The brothers had just started walking through their second strip when Leland yelled "BIG DEER!"
"This huge buck was running with a doe," Bubby said. "She veered off, but he came by me at about 40 yards. I'd never seen a deer that big in my life."
Rabbits forgotten, the Kings rounded up the dogs and left. All Bubby could think about was returning with some deer stands.
Subsequent trips yielded one of the giant buck's sheds from 2011 and both antlers from 2012.
The next summer, Bubby glassed the WMA's big bean fields. In advance of the bow opener, he hung stands and set out a trail camera.
He obtained four images of the buck during the snow that fell after the state's regular gun season.
At 2:00 on a Sunday afternoon, after he'd already told his wife he was quitting the buck, Bubby returned to the WMA. Soon afterward, a train of deer began passing in front of his stand, and the big buck was toward the caboose.

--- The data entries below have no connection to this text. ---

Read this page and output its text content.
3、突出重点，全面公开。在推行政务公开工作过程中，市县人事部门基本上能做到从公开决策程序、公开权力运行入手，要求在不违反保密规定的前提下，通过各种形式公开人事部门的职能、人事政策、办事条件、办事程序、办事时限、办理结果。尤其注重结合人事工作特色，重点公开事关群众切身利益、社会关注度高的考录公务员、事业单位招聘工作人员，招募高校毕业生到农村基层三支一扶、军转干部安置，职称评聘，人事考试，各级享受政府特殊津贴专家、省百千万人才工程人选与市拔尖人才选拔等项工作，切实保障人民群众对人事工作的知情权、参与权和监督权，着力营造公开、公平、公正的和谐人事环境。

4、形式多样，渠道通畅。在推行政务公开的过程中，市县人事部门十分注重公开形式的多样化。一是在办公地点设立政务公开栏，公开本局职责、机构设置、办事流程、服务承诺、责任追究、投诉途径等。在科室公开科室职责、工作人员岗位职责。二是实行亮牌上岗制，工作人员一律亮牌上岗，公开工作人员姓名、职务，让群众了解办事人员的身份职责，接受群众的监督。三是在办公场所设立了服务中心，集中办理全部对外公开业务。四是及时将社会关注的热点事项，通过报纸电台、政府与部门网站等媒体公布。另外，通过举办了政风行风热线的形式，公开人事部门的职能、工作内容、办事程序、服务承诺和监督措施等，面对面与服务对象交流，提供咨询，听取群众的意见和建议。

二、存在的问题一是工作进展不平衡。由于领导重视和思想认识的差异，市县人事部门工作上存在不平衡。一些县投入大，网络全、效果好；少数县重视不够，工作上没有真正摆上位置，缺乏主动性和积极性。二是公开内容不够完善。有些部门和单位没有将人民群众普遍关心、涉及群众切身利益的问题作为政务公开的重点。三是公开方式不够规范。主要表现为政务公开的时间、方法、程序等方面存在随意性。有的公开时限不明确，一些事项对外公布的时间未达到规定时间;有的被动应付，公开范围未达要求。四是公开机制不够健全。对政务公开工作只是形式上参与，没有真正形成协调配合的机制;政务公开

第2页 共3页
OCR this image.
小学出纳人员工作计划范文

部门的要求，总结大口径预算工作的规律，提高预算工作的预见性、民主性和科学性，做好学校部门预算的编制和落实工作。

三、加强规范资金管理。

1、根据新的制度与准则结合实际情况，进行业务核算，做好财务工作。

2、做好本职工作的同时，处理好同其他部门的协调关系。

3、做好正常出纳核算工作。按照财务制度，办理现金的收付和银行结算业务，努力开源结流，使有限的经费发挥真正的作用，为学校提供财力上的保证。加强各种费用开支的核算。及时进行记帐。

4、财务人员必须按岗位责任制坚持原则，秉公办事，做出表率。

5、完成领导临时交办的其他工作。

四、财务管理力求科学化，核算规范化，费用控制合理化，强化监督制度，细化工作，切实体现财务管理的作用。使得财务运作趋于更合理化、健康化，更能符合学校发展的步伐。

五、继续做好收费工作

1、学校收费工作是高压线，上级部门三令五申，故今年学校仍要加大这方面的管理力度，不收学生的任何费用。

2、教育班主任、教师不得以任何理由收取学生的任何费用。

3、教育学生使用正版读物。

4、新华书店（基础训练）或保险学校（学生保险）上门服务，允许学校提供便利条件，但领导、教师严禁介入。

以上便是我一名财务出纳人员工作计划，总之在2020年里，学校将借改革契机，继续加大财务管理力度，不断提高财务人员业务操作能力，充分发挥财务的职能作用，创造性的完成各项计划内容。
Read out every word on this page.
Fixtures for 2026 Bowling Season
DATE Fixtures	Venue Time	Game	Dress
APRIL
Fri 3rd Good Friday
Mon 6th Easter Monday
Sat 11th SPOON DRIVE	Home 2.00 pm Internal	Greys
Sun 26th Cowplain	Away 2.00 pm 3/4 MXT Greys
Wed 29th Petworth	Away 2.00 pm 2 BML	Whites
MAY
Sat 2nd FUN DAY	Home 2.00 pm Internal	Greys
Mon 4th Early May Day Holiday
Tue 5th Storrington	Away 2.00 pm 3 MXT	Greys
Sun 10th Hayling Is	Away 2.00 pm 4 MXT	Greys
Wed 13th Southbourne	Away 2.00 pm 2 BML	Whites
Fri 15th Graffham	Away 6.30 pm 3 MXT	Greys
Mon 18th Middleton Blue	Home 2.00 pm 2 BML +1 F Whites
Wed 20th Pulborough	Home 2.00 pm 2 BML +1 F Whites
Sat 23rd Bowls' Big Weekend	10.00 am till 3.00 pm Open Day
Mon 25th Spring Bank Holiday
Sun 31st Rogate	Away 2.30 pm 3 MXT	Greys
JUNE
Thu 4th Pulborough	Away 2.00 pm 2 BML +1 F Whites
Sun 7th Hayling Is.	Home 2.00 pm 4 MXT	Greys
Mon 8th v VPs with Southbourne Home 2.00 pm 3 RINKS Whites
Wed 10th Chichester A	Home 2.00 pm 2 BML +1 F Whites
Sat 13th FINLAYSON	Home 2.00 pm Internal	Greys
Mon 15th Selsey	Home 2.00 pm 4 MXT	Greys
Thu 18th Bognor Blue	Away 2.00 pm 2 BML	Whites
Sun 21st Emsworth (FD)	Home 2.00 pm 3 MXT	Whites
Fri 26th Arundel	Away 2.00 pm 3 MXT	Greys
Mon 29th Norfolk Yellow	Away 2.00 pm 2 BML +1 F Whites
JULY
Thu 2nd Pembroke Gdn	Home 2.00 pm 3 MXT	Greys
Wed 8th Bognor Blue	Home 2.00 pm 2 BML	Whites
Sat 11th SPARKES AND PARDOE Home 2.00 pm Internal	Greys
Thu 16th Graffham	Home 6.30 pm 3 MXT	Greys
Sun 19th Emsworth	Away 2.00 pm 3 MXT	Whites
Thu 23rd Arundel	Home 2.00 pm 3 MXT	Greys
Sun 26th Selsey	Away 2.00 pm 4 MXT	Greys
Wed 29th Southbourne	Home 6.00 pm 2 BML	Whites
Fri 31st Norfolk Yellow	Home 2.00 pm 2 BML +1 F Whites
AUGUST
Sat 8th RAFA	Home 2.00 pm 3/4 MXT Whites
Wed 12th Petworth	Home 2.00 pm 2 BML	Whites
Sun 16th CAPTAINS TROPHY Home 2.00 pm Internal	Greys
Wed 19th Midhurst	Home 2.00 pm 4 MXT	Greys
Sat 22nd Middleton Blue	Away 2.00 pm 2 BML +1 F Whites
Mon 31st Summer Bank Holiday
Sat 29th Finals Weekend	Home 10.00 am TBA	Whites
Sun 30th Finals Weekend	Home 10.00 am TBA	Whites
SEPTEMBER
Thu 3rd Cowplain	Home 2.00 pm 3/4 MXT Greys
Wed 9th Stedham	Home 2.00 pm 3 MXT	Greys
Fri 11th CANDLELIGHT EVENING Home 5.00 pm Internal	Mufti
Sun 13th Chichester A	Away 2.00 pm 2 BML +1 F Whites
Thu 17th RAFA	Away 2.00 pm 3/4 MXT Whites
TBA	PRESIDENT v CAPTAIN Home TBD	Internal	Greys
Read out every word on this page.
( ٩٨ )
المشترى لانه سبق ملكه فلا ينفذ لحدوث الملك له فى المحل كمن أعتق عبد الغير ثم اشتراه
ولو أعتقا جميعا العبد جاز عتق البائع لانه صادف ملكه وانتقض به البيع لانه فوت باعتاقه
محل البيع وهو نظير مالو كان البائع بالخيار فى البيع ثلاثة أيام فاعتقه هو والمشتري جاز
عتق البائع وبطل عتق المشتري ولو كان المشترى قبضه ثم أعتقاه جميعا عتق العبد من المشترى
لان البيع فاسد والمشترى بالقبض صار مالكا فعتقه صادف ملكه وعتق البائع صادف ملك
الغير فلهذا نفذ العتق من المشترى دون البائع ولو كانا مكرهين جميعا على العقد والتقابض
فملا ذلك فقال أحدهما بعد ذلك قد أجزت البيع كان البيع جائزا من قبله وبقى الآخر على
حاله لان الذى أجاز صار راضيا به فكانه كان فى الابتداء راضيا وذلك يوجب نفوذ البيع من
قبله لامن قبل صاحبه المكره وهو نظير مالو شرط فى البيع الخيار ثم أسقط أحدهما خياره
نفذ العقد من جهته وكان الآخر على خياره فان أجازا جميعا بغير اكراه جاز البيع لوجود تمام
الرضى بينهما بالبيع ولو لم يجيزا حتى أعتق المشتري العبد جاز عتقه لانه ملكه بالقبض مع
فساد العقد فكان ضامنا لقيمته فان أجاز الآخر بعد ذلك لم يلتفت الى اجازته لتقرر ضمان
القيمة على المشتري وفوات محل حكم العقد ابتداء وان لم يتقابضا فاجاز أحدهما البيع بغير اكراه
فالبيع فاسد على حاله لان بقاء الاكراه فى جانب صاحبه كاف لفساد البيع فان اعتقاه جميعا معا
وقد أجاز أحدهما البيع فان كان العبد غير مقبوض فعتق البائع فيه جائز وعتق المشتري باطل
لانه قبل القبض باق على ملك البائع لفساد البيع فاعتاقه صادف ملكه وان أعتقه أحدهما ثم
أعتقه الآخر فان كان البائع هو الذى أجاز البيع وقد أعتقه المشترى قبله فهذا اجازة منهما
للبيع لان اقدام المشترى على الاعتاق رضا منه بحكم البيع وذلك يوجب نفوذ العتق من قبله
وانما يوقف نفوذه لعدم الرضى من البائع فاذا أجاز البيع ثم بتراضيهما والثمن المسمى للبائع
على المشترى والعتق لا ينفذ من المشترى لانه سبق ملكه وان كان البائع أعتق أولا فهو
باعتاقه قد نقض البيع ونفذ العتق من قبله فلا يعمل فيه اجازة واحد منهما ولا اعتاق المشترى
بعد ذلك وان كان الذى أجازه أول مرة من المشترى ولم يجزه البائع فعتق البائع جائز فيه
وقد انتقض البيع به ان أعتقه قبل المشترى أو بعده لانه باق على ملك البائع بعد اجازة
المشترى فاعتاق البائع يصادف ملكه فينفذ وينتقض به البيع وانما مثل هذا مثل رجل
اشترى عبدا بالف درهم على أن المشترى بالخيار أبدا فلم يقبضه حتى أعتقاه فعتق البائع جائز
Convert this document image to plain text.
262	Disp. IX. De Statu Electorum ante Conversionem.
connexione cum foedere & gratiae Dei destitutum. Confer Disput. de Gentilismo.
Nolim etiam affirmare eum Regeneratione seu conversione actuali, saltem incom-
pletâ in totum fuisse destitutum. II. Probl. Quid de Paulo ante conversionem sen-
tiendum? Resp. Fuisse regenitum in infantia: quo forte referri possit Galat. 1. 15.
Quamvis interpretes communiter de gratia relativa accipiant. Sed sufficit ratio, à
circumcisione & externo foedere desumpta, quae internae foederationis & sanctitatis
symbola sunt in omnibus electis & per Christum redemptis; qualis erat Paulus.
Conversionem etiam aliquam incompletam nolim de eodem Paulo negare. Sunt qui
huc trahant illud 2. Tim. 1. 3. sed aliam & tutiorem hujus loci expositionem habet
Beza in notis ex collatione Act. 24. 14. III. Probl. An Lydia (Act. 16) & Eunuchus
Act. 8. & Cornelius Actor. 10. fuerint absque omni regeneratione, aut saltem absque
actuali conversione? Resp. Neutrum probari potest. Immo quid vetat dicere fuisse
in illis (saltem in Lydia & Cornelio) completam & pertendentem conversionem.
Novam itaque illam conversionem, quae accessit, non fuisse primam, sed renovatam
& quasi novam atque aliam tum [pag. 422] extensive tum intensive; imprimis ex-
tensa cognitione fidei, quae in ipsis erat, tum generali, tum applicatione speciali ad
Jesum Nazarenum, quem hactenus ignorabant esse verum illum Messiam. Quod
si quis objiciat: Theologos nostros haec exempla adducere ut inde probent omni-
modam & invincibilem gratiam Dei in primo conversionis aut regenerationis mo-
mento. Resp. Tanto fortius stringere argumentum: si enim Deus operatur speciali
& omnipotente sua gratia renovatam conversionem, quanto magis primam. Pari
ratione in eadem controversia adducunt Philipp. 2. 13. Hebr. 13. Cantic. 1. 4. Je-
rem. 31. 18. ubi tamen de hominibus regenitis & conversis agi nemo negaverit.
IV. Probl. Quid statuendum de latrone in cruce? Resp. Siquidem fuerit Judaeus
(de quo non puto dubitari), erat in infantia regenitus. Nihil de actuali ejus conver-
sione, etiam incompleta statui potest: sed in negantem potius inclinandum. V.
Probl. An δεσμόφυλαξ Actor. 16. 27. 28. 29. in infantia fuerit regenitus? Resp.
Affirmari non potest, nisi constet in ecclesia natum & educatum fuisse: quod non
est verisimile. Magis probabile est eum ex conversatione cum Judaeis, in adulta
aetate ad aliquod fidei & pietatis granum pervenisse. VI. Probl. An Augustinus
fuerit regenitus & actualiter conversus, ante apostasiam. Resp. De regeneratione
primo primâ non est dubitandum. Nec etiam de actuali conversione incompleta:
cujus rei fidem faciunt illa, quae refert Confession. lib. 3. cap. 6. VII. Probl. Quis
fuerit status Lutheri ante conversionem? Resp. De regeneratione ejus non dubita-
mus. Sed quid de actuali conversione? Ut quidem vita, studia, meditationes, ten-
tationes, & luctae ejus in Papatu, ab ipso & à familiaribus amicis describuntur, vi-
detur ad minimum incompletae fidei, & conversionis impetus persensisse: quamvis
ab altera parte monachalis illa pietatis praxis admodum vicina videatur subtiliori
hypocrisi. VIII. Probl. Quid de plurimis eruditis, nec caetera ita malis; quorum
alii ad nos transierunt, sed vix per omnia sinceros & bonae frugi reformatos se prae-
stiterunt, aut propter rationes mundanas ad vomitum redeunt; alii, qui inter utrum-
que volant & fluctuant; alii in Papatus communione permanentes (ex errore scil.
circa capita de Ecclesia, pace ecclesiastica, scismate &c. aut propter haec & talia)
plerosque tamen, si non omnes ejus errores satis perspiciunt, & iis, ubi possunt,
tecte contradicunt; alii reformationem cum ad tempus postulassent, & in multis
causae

"I sat down, got my (muzzleloader) in the fork of the tree in front of me, and picked out a gap the buck was moving toward, about 100 yards out," he said. "When it hit the gap, I squeezed off a shot."
Although he missed the deer, it stood in place long enough, bewildered, for Bubby to reload and try again. The second shot nailed it.
The deer's BTR composite score is 203 1/8 inches.